Exhibit / December 14, 2016
Object Name: Advertisement for Evening Magazine from TV Guide, Boston Edition, September 12, 1983
Maker and Year: Group W Broadcasting (Evening Magazine)/Triangle Publications (TV Guide), 1983
Object Type: Print Advertisement
Description: (Michael Grasso)
Maine schoolgirl Samantha Smith sent a momentous letter to Yuri Andropov, then General Secretary of the USSR, in autumn of 1982. She asked the Soviet leader, “Are you going to vote to have a war or not?” and “why [do] you want to conquer the world or at least our country?” Andropov’s response, sent in April 1983 via the Soviet Embassy, invited Smith to come to the Soviet Union that summer and be part of a cultural exchange program, spending time in the Crimea at a Pioneer camp.
Smith became a media sensation worldwide, but especially in the U.S., where her appearances on The Tonight Show and Nightline showcased her peace activism. In the time after her trip to Russia, she worked with the Disney Channel covering the 1984 election, made a cameo appearance on sitcom Charles in Charge, and earned a starring role in the Robert Wagner series Lime Street. Smith’s life was tragically cut short on August 25, 1985, when her small commuter plane crashed near Lewiston-Auburn Regional Airport in Auburn, Maine, killing all six passengers and two crew members. Tributes followed from both U.S. and Soviet leaders, and her memory was enshrined, especially in the Soviet Union (where many believed that “President Reagan” was behind the crash), with civic tributes.
Evening Magazine, a nightly newsmagazine television format pioneered by Group W’s San Francisco affiliate KPIX and subsequently adopted by many Group W affiliates around the U.S., featured human interest and entertainment stories with local hosts introducing the content, aping popular network shows like Real People and That’s Incredible. In Boston, then-NBC affiliate WBZ-TV featured a version of the show with future America’s Funniest Home Videos host Tom Bergeron.
5 thoughts on “Samantha Smith in ‘TV Guide’, 1983”
Hi: Growing up in the Boston area, I remember Samantha Smith and the coverage of the letter quite well. Her death and the plane crash were very sad. I believe her mother and the surviving family set up a museum and a youth exchange program based in Maine but last I read it was struggling for funds/donations and may have closed. Actually Evening Magazine’s original hosts in Boston at WBZ-TV channel 4 were Sara Edwards and Barry Nolan–or they were the longest running hosts with tenure during the 1980’s. During the 80’s, Tom Bergeron was a correspondent on Evening Magazine and a host on a few other shows on WBZ TV Channel 4 Boston, but in Boston before his national fame, Bergeron probably best known for hosting a day time talk show called: “People are Talking.” He wasn’t the only host but I think he had the longest tenure there.

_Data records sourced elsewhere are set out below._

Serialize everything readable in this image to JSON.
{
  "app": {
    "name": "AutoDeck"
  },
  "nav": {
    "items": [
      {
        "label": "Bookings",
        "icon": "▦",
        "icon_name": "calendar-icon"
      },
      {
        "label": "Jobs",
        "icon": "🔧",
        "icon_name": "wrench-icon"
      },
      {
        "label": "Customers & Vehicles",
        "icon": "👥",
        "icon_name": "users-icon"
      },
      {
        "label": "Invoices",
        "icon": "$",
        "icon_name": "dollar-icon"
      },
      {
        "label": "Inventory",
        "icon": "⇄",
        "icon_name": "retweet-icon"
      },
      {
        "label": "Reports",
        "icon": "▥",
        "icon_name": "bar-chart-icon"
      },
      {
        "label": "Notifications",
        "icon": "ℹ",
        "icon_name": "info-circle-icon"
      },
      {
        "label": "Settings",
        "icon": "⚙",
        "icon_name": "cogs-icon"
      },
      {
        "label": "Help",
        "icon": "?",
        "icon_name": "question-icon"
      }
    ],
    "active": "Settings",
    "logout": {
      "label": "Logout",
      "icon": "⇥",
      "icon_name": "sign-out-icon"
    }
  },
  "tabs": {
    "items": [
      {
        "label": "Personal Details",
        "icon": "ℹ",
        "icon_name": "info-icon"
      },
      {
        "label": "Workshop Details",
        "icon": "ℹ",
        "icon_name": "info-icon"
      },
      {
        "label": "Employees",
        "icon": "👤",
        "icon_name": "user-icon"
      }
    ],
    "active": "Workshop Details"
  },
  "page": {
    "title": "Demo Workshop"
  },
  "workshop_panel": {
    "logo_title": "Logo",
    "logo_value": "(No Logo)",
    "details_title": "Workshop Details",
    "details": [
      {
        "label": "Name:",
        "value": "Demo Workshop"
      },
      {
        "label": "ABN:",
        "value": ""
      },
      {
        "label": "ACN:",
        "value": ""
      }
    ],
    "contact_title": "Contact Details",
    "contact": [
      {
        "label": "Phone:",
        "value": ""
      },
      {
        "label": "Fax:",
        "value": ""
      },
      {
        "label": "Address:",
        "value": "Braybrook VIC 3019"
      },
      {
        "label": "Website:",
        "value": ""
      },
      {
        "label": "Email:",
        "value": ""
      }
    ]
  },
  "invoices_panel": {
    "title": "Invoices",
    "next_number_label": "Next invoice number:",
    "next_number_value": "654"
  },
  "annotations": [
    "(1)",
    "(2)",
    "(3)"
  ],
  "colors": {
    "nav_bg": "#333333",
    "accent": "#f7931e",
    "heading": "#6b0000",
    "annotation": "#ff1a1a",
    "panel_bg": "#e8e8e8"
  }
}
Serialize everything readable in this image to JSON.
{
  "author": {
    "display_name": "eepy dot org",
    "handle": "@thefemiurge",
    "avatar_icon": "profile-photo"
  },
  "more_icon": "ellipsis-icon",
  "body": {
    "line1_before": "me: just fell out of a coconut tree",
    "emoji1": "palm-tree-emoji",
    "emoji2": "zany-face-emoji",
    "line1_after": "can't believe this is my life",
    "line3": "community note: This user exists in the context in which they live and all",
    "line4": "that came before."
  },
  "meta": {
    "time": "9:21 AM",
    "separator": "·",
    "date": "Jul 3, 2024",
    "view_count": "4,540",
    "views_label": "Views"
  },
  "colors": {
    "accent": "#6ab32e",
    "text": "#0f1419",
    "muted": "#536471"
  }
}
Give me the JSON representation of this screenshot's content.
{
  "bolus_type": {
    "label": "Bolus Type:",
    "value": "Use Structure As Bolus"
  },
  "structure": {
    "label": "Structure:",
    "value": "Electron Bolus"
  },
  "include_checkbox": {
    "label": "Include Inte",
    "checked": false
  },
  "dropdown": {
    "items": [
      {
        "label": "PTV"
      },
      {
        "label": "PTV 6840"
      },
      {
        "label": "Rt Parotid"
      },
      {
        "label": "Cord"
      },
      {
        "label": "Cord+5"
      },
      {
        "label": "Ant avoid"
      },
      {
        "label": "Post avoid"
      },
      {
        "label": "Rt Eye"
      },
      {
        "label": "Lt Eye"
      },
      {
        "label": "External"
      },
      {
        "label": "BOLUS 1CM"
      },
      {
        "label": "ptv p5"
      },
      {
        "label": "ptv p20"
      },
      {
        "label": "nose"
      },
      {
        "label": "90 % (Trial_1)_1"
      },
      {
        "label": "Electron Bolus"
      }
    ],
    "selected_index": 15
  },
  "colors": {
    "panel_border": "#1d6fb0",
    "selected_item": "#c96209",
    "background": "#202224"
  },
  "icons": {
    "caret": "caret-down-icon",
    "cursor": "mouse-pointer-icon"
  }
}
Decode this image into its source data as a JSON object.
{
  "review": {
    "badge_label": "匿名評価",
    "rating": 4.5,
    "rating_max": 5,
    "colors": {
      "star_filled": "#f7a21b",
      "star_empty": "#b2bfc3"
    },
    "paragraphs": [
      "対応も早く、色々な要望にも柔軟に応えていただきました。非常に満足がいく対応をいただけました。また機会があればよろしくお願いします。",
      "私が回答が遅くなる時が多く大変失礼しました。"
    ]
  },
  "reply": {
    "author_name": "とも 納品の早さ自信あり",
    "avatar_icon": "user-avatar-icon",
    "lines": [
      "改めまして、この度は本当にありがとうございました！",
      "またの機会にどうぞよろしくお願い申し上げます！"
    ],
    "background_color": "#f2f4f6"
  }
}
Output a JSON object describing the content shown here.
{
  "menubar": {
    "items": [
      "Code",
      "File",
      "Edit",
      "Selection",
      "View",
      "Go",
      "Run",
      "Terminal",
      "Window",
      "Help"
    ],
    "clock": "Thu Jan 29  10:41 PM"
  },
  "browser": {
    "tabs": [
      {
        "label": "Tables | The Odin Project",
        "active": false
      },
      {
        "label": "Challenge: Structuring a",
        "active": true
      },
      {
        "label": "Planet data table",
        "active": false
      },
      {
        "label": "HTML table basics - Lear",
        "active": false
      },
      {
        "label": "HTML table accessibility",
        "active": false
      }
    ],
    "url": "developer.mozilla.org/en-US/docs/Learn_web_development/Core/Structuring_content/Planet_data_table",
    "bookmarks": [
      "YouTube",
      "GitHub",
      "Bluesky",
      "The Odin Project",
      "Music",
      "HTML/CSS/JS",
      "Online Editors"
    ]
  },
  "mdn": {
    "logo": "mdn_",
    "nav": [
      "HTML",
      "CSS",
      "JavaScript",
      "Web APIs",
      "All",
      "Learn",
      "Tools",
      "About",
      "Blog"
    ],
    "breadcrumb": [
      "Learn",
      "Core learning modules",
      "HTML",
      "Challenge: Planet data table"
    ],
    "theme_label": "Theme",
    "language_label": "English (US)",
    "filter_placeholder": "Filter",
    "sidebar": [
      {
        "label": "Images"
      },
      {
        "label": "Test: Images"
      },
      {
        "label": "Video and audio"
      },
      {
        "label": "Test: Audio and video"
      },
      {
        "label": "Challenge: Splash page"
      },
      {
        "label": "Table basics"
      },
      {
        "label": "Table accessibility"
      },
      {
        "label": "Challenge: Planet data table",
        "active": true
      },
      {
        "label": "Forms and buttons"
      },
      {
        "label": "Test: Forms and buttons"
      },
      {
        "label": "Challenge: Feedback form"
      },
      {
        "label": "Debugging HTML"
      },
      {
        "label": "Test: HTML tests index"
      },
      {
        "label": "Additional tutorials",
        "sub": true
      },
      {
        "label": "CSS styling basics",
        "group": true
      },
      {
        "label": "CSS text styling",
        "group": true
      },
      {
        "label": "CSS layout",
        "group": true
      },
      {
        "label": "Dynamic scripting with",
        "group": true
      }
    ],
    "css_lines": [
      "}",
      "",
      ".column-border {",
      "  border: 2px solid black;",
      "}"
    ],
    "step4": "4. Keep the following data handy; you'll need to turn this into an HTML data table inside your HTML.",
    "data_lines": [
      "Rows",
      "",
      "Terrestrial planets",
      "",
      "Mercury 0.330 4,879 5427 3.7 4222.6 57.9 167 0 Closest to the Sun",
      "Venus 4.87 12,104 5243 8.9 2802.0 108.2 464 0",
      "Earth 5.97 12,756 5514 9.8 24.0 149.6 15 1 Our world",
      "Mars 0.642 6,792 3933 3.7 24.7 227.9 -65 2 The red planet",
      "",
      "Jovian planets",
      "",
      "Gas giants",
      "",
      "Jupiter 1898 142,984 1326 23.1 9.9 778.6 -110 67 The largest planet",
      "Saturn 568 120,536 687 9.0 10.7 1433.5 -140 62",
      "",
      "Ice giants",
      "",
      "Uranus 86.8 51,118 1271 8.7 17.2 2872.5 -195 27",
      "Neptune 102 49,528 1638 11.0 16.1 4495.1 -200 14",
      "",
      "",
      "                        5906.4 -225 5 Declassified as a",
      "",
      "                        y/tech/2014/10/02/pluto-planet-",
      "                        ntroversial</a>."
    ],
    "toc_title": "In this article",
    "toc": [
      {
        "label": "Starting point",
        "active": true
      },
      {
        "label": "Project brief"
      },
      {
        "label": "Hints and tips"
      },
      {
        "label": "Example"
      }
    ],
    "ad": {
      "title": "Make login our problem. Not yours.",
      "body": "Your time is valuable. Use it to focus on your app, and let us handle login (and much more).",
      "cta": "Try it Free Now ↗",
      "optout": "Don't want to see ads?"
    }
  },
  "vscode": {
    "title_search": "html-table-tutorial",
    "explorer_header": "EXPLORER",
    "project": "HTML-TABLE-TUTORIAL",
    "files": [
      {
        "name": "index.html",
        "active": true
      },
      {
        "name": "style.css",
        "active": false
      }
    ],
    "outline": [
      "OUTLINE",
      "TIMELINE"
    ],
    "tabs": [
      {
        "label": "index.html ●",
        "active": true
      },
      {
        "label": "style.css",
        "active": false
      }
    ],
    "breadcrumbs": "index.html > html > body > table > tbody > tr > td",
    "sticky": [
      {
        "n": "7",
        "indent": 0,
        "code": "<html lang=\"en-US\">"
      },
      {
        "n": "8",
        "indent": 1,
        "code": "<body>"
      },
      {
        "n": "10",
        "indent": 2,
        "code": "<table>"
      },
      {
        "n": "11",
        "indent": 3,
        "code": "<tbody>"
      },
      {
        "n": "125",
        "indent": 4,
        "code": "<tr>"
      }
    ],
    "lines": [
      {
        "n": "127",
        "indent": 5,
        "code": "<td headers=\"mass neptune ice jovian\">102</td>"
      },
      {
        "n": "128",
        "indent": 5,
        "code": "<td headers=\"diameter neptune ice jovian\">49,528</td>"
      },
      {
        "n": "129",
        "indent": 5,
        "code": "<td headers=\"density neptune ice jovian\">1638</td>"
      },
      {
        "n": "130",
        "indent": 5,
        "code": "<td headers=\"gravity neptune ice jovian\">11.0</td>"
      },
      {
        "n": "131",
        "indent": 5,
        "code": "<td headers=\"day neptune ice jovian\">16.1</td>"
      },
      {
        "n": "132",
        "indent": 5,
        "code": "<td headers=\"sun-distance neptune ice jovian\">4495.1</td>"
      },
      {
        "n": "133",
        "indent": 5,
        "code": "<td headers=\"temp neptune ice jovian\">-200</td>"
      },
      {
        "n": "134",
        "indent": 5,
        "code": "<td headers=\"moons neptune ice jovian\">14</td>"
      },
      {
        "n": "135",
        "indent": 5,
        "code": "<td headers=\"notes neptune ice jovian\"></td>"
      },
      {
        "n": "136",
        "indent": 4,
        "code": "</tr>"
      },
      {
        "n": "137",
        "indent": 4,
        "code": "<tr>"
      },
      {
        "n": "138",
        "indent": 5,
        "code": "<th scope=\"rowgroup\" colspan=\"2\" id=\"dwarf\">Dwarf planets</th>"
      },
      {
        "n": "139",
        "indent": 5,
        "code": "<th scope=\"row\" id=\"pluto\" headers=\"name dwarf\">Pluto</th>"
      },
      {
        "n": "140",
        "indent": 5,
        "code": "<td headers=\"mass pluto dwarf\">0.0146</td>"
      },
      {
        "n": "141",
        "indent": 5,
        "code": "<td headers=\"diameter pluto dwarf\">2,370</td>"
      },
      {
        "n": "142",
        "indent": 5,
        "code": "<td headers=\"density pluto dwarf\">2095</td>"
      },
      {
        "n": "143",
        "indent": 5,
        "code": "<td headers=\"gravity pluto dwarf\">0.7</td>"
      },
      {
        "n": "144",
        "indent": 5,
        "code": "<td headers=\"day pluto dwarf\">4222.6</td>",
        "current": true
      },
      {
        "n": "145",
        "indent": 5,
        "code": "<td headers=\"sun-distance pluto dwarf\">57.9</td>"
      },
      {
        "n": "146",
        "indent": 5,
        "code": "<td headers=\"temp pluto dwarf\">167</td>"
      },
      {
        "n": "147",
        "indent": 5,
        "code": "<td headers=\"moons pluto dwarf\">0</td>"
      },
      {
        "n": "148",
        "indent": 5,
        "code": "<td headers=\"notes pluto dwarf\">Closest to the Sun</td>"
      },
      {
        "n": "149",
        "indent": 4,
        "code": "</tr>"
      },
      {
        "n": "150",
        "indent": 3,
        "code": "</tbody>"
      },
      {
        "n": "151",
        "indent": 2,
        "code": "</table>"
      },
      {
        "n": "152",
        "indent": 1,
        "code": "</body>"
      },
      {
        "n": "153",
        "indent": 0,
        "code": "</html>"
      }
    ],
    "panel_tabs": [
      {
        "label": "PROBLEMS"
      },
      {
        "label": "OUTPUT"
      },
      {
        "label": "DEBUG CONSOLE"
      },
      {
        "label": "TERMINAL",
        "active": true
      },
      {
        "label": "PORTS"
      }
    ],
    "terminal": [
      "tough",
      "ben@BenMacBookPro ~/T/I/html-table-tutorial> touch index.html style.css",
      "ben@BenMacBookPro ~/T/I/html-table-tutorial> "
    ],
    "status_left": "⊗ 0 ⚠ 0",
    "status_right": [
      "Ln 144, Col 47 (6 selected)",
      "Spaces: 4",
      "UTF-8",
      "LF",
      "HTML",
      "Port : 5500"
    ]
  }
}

Please note, I interned at WBZ News Summer 1991. By then Evening Magazine was cancelled (we used up a lot of their old stationary), and People Are Talking I think had recently wrapped but I remember there were signs for the audience members all over the station. The coffee & donuts sign was taken off as a joke and put over the special projects/news producers desk/counter. Evening/PM Magazine format/show was replaced at that time by “The 7:30 Report” which featured local news and long form stories anchored by Randy Price–a sort of challenge to WCVB Channel 5’s venerable “Chronicle.” As for the Evening Magazine alums, Sara Edwards went onto being a TV/film critic, left the Boston market, returned and left again. Barry Nolan worked for the tabloid news show “Hard Copy” then for the Comcast News Channel (before they bought NBC), and when it was based/out of Philadelphia but he was fired for making a political donation/conflict of interest.
Wow, thanks for all this behind-the-scenes info of Boston TV, Dena! I do remember Barry and Sarah, but I wasn’t sure if they’d mean a lot to our audience outside of Boston. 🙂
Needless to say, as you can tell from this Exhibit, I’m kind of a nut for Boston TV history; watch in the next couple of months for my further deep-dives into Boston-area TV Guides!